Everything seems aligned for The Cloud to be the next technology that pushes games forward. What could creators achieve if they had server farms full of powerful machines to give their visions life and a built-in connection between players? What kind of fantastic new things could they make for us if they were no longer constrained by the last five-year iteration of consumer-affordable hardware, yet were able to sell their products to anyone with a screen and decent internet? Thinking about the possibilities makes me feel all fluttery.

Head in the clouds

Google has its own internal development studio, Stadia Games and Entertainment, which has the best position among anyone in the world to understand and capitalize on the possibilities of Stadia as a platform. And yet, so far, we've seen absolutely nothing of what the studio is working on. We've seen Doom running at 4K. We've seen Assassin's Creed Odyssey running at 60 frames per second. We've been assured that Cyberpunk 2077 will come to the service along with a bunch of other Google Stadia games you've already heard of.

(Image credit: Google)

As far as I know, Orcs Must Die 3 and a handful of other third-party games are the only announced Stadia exclusives. There's no reason to think they'll stay exclusive for longer than a year at most. And I've gotta tell you – showing me nothing but a bunch of games that I'm also going to be able to play on platforms I already own is not a great way to sell me.

Somebody who doesn't already have a gaggle of gaming systems at the ready could find more value in what Google's showed us on Stadia so far, sure. That would be fine, if "core" gamers like myself weren't supposed to be leading the charge as Stadia's early adopters. The Stadia Founders' Edition will be the only way to play on Stadia for the crucial early part of the platforms' life, with the standard version following some time in 2020. With its specially colored controller and Pro subscription for superior streaming quality, the Stadia Founders Edition is being aimed right at people like me (unless there's a huge market full of people who are willing to drop $129/£119 on a controller, a Chromecast, and an early slot in an unproven gaming service that I'm not accounting for).

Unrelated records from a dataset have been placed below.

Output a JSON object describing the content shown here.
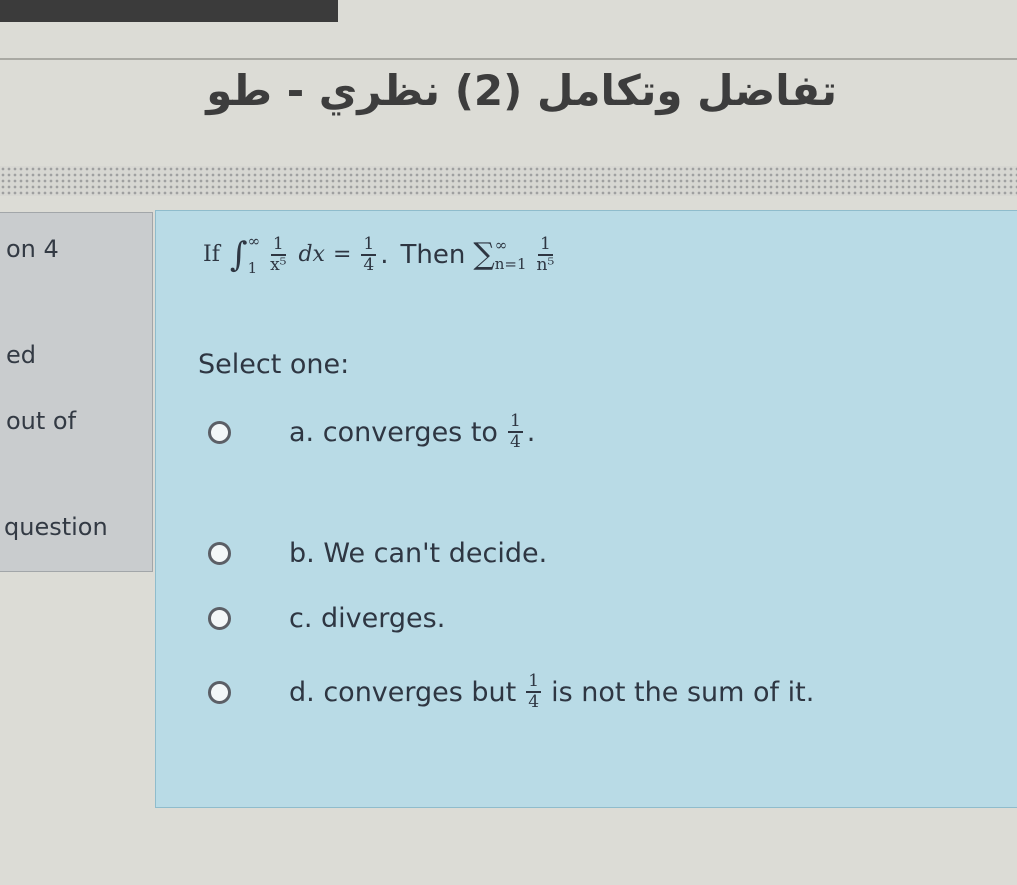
{
  "header": {
    "course_title": "تفاضل وتكامل (2) نظري - طو"
  },
  "info": {
    "question_label": "on 4",
    "status": "ed",
    "marks": "out of",
    "flag": "question"
  },
  "question": {
    "if_word": "If",
    "integral_upper": "∞",
    "integral_lower": "1",
    "integrand_num": "1",
    "integrand_den": "x⁵",
    "dx": "dx",
    "equals": "=",
    "value_num": "1",
    "value_den": "4",
    "after_value": ".",
    "then_word": "Then",
    "sum_upper": "∞",
    "sum_lower": "n=1",
    "term_num": "1",
    "term_den": "n⁵"
  },
  "prompt": "Select one:",
  "options": [
    {
      "letter": "a.",
      "text": "converges to",
      "frac_num": "1",
      "frac_den": "4",
      "suffix": "."
    },
    {
      "letter": "b.",
      "text": "We can't decide."
    },
    {
      "letter": "c.",
      "text": "diverges."
    },
    {
      "letter": "d.",
      "text": "converges but",
      "frac_num": "1",
      "frac_den": "4",
      "suffix": "is not the sum of it."
    }
  ]
}
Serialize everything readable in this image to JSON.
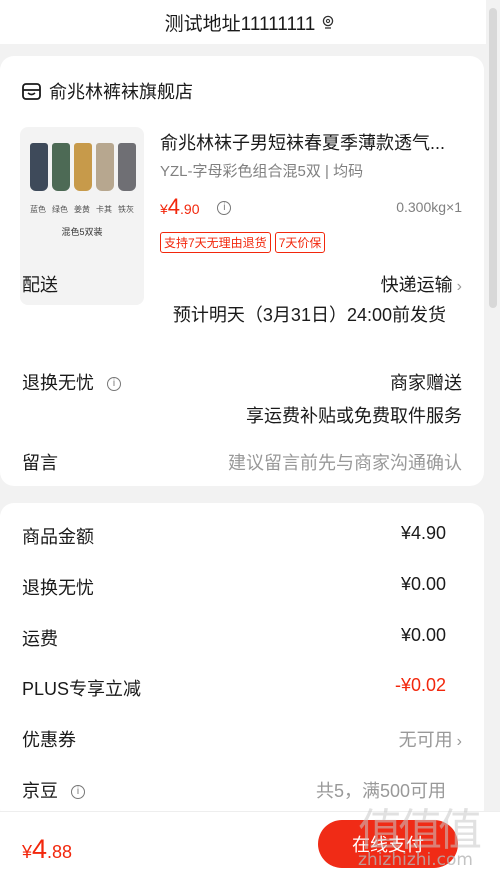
{
  "address": {
    "text": "测试地址11111111",
    "icon": "location-pin-icon"
  },
  "shop": {
    "name": "俞兆林裤袜旗舰店",
    "icon": "store-icon"
  },
  "product": {
    "title": "俞兆林袜子男短袜春夏季薄款透气...",
    "spec": "YZL-字母彩色组合混5双 | 均码",
    "price_symbol": "¥",
    "price_int": "4",
    "price_dec": ".90",
    "weight_qty": "0.300kg×1",
    "tags": [
      "支持7天无理由退货",
      "7天价保"
    ],
    "image": {
      "sock_labels": [
        "蓝色",
        "绿色",
        "姜黄",
        "卡其",
        "铁灰"
      ],
      "sock_colors": [
        "#3e4a5a",
        "#4d6a55",
        "#c79a4a",
        "#b7a78f",
        "#6f6f74"
      ],
      "caption": "混色5双装"
    }
  },
  "delivery": {
    "label": "配送",
    "method": "快递运输",
    "eta": "预计明天（3月31日）24:00前发货"
  },
  "return_worry": {
    "label": "退换无忧",
    "value": "商家赠送",
    "detail": "享运费补贴或免费取件服务"
  },
  "message": {
    "label": "留言",
    "placeholder": "建议留言前先与商家沟通确认"
  },
  "summary": [
    {
      "label": "商品金额",
      "value": "¥4.90",
      "style": "normal"
    },
    {
      "label": "退换无忧",
      "value": "¥0.00",
      "style": "normal"
    },
    {
      "label": "运费",
      "value": "¥0.00",
      "style": "normal"
    },
    {
      "label": "PLUS专享立减",
      "value": "-¥0.02",
      "style": "red"
    },
    {
      "label": "优惠券",
      "value": "无可用",
      "style": "grey"
    },
    {
      "label": "京豆",
      "value": "共5，满500可用",
      "style": "grey"
    }
  ],
  "bottom": {
    "symbol": "¥",
    "total_int": "4",
    "total_dec": ".88",
    "pay_label": "在线支付"
  },
  "watermark": {
    "glyphs": "值值值",
    "url": "zhizhizhi.com"
  },
  "colors": {
    "accent_red": "#f2270c",
    "pay_button": "#f02b16",
    "grey_text": "#808080"
  }
}
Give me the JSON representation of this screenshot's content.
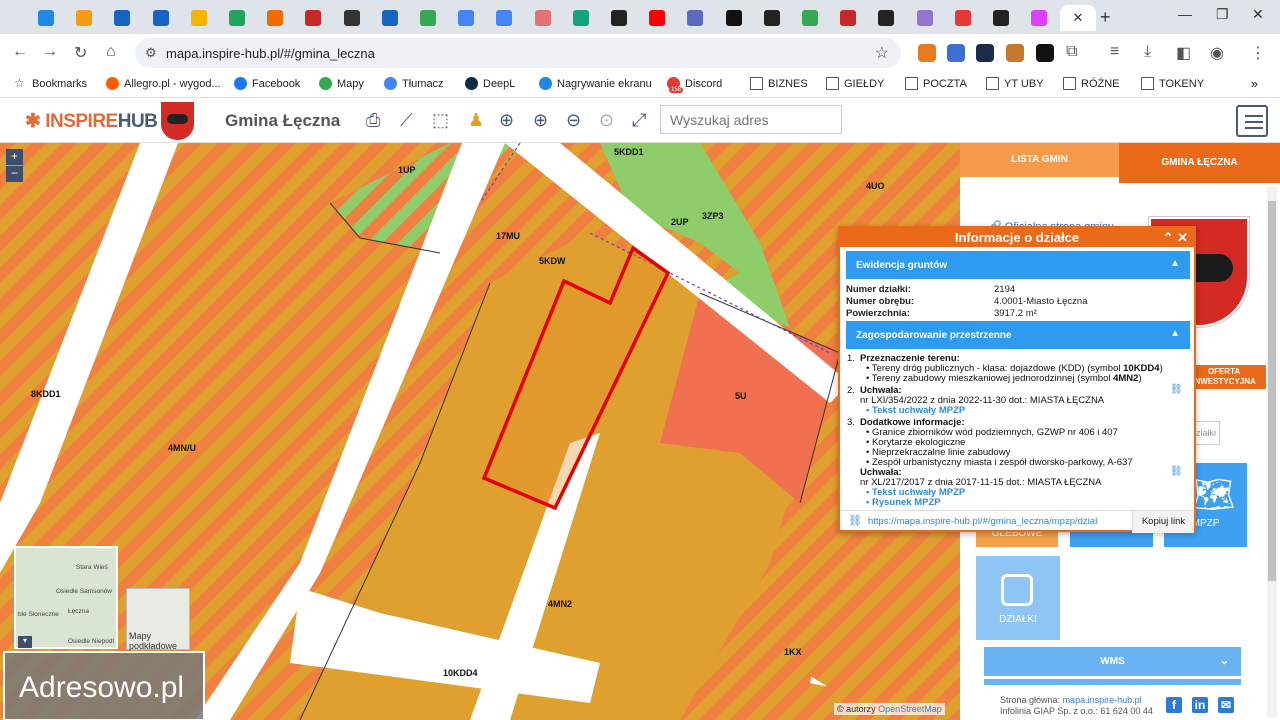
{
  "browser": {
    "url": "mapa.inspire-hub.pl/#/gmina_leczna",
    "tab_close": "✕",
    "new_tab": "+",
    "tab_favicon_colors": [
      "#1e88e5",
      "#f39c12",
      "#1565c0",
      "#1565c0",
      "#f5b400",
      "#22a55a",
      "#ef6c00",
      "#c62828",
      "#333333",
      "#1565c0",
      "#34a853",
      "#4285f4",
      "#4285f4",
      "#e57373",
      "#12a37f",
      "#222222",
      "#ff0000",
      "#5c6bc0",
      "#111111",
      "#222222",
      "#34a853",
      "#c62828",
      "#222222",
      "#9575cd",
      "#e53935",
      "#222222",
      "#e040fb",
      "#777777"
    ],
    "bookmarks": [
      {
        "label": "Bookmarks",
        "icon": "star-icon",
        "color": "#555555"
      },
      {
        "label": "Allegro.pl - wygod...",
        "icon": "allegro-icon",
        "color": "#ff5a00"
      },
      {
        "label": "Facebook",
        "icon": "facebook-icon",
        "color": "#1877f2"
      },
      {
        "label": "Mapy",
        "icon": "maps-icon",
        "color": "#34a853"
      },
      {
        "label": "Tłumacz",
        "icon": "translate-icon",
        "color": "#4285f4"
      },
      {
        "label": "DeepL",
        "icon": "deepl-icon",
        "color": "#0f2b46"
      },
      {
        "label": "Nagrywanie ekranu",
        "icon": "text-cursor-icon",
        "color": "#1e88e5"
      },
      {
        "label": "Discord",
        "icon": "discord-icon",
        "color": "#e53935"
      },
      {
        "label": "BIZNES",
        "icon": "folder-icon",
        "color": "#555555"
      },
      {
        "label": "GIEŁDY",
        "icon": "folder-icon",
        "color": "#555555"
      },
      {
        "label": "POCZTA",
        "icon": "folder-icon",
        "color": "#555555"
      },
      {
        "label": "YT UBY",
        "icon": "folder-icon",
        "color": "#555555"
      },
      {
        "label": "RÓŻNE",
        "icon": "folder-icon",
        "color": "#555555"
      },
      {
        "label": "TOKENY",
        "icon": "folder-icon",
        "color": "#555555"
      }
    ],
    "discord_badge": "158"
  },
  "app": {
    "logo_prefix": "INSPIRE",
    "logo_suffix": "HUB",
    "gmina_title": "Gmina Łęczna",
    "search_placeholder": "Wyszukaj adres"
  },
  "map": {
    "labels": [
      "5KDD1",
      "1UP",
      "4UO",
      "17MU",
      "2UP",
      "3ZP3",
      "5KDW",
      "8KDD1",
      "5U",
      "4MN/U",
      "4MN2",
      "1KX",
      "10KDD4"
    ],
    "zoom_in": "+",
    "zoom_out": "−",
    "minimap_labels": [
      "Stara Wieś",
      "Osiedle Samsonów",
      "Łęczna",
      "ble Słoneczne",
      "Osiedle Niepodl"
    ],
    "basemaps_label": "Mapy podkładowe",
    "watermark": "Adresowo.pl",
    "attribution_prefix": "© autorzy",
    "attribution_link": "OpenStreetMap",
    "colors": {
      "mn": "#e0a030",
      "hatch_orange": "#f08040",
      "hatch_green": "#8fcc6a",
      "service": "#f07050",
      "parcel": "#e60000",
      "road": "#ffffff"
    }
  },
  "sidebar": {
    "tab_list": "LISTA GMIN",
    "tab_gmina": "GMINA ŁĘCZNA",
    "official_link": "Oficjalna strona gminy",
    "offer": "OFERTA INWESTYCYJNA",
    "search_parcels": "działki",
    "tile_gleb": "GLEBOWE",
    "tile_mpzp": "MPZP",
    "tile_dzialki": "DZIAŁKI",
    "wms": "WMS",
    "footer_main_label": "Strona główna:",
    "footer_main_link": "mapa.inspire-hub.pl",
    "footer_infolinia": "Infolinia GIAP Sp. z o.o.: 61 624 00 44"
  },
  "popup": {
    "title": "Informacje o działce",
    "section1": "Ewidencja gruntów",
    "rows": [
      {
        "k": "Numer działki:",
        "v": "2194"
      },
      {
        "k": "Numer obrębu:",
        "v": "4.0001-Miasto Łęczna"
      },
      {
        "k": "Powierzchnia:",
        "v": "3917.2 m²"
      }
    ],
    "section2": "Zagospodarowanie przestrzenne",
    "z1_num": "1.",
    "z1_head": "Przeznaczenie terenu:",
    "z1_b1_pre": "• Tereny dróg publicznych - klasa: dojazdowe (KDD) (symbol ",
    "z1_b1_sym": "10KDD4",
    "z1_b1_post": ")",
    "z1_b2_pre": "• Tereny zabudowy mieszkaniowej jednorodzinnej (symbol ",
    "z1_b2_sym": "4MN2",
    "z1_b2_post": ")",
    "z2_num": "2.",
    "z2_head": "Uchwała:",
    "z2_text": "nr LXI/354/2022 z dnia 2022-11-30 dot.: MIASTA ŁĘCZNA",
    "z2_link": "• Tekst uchwały MPZP",
    "z3_num": "3.",
    "z3_head": "Dodatkowe informacje:",
    "z3_items": [
      "• Granice zbiorników wód podziemnych, GZWP nr 406 i 407",
      "• Korytarze ekologiczne",
      "• Nieprzekraczalne linie zabudowy",
      "• Zespół urbanistyczny miasta i zespół dworsko-parkowy, A-637"
    ],
    "z3_uchwala": "Uchwała:",
    "z3_text": "nr XL/217/2017 z dnia 2017-11-15 dot.: MIASTA ŁĘCZNA",
    "z3_link1": "• Tekst uchwały MPZP",
    "z3_link2": "• Rysunek MPZP",
    "share_url": "https://mapa.inspire-hub.pl/#/gmina_leczna/mpzp/dzialka",
    "copy_label": "Kopiuj link"
  }
}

What would actually make me interested in Google Stadia is fascinating new games that I can't play anywhere else - new concepts that convince me, business arrangements for timed exclusives aside, that I literally could not play them anywhere else. Google still has several months to go until Stadia goes live with the Founders Edition in November, which means it still has time to deliver. But the longer it goes without talking about any games that capitalize on the seemingly boundless possibilities of its cloud gaming premise, the less convinced I'll be that I'm ever gonna need this thing.